Au plan pratique, en s’intéressant aux différents instruments de lutte contre le trafic illicite de drogues, cette étude participe à la réflexion et constitue ainsi une source d’intérêts aussi bien pour les chercheurs que pour les acteurs de la justice notamment les magistrats, les Officiers de police judiciaire (OPJ) et les avocats. Ceux-ci y trouveront un raisonnement intéressant les procédures encore pendantes devant les juridictions. La réflexion suggère des problèmes de pratiques judiciaires induits notamment par les nécessités de concilier l’efficacité répressive et la préservation des libertés fondamentales.
La thèse, un palliatif de lutte contre le cannabisme au Bénin
L’auteur de la thèse s’est plu à reconnaître que la répression contre les trafiquants de drogues par les outils juridiques et policiers (répression et jugement) a produit des résultats mais la méthode a ses limites. Par exemple, la Cour de répression des infractions économiques et du terrorisme (CRIET), condamnait, il y a dix (10) jours seulement, dix (10) accusés à des peines allant jusqu’à 15 ans d’emprisonnement dans l’affaire désormais connue sous la dénomination de : « affaire 2,5 tonnes de cocaïne ».

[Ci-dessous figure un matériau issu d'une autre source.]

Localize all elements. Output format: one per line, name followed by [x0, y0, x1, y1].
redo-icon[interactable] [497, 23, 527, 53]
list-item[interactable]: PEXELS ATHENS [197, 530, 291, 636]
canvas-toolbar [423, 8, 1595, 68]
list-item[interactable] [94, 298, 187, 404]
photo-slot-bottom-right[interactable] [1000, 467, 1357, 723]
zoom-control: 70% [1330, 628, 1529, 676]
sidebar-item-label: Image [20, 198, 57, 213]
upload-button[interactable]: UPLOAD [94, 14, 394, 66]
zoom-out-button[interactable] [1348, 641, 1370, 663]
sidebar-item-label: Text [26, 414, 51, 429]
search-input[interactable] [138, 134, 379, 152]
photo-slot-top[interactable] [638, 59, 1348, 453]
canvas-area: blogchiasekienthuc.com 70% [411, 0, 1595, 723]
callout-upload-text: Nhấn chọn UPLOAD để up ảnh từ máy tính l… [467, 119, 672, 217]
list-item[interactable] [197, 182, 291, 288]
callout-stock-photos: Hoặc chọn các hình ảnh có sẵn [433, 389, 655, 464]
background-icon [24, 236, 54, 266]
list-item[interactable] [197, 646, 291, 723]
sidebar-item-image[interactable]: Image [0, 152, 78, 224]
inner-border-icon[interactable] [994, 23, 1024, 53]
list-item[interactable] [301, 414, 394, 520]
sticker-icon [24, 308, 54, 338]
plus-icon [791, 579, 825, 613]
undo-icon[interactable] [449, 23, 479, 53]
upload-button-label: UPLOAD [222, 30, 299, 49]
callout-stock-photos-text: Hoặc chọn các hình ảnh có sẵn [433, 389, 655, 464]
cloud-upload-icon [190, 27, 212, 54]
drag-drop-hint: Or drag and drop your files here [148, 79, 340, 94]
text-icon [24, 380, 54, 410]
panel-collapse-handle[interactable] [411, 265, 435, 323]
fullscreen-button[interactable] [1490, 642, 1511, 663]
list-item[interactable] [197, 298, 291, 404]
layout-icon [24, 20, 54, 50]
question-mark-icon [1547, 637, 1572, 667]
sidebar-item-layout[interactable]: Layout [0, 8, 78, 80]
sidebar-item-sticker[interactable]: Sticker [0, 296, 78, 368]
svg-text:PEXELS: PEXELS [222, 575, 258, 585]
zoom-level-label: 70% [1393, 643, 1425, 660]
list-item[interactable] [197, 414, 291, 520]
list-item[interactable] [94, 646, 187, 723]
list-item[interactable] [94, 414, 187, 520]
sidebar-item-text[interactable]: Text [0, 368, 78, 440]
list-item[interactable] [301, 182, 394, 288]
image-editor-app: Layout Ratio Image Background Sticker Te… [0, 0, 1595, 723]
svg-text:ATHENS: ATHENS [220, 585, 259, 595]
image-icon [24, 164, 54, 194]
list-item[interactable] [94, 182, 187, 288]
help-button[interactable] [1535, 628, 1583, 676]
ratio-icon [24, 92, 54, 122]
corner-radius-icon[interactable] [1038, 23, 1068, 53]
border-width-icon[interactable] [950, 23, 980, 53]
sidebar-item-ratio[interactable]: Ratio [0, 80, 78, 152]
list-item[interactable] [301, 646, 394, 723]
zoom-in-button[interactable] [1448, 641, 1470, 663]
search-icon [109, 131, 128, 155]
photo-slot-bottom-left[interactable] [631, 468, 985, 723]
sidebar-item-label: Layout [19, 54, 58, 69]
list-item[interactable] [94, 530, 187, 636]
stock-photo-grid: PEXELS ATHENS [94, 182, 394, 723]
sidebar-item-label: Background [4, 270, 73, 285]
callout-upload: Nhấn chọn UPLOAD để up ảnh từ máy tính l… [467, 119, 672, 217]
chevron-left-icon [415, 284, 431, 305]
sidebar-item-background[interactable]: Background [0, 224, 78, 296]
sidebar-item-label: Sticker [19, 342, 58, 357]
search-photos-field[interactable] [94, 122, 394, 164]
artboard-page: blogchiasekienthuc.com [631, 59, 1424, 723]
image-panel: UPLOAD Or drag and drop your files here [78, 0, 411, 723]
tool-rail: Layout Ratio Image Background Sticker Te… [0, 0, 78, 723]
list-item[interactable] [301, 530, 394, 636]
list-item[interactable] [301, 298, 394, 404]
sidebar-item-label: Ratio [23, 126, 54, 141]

« En dépit d’une guerre totale engagée contre le trafic illicite de drogues, jamais le Bénin n’a été aussi envahi comme il l’est depuis quelques années par des trafiquants de drogues, qui y ont trouvé une nouvelle route pour faire acheminer leurs marchandises en Europe », reconnaissait depuis le 26 juin 2022, le Ministre de l’Intérieur et de la sécurité publique lors de la journée internationale de la lutte contre la drogue. Comme solution pour le recul du phénomène au Bénin, L’impétrant propose la dépénalisation de la production des stupéfiants, l’éducation et la réinsertion sociale des producteurs ou des consommateurs de drogues.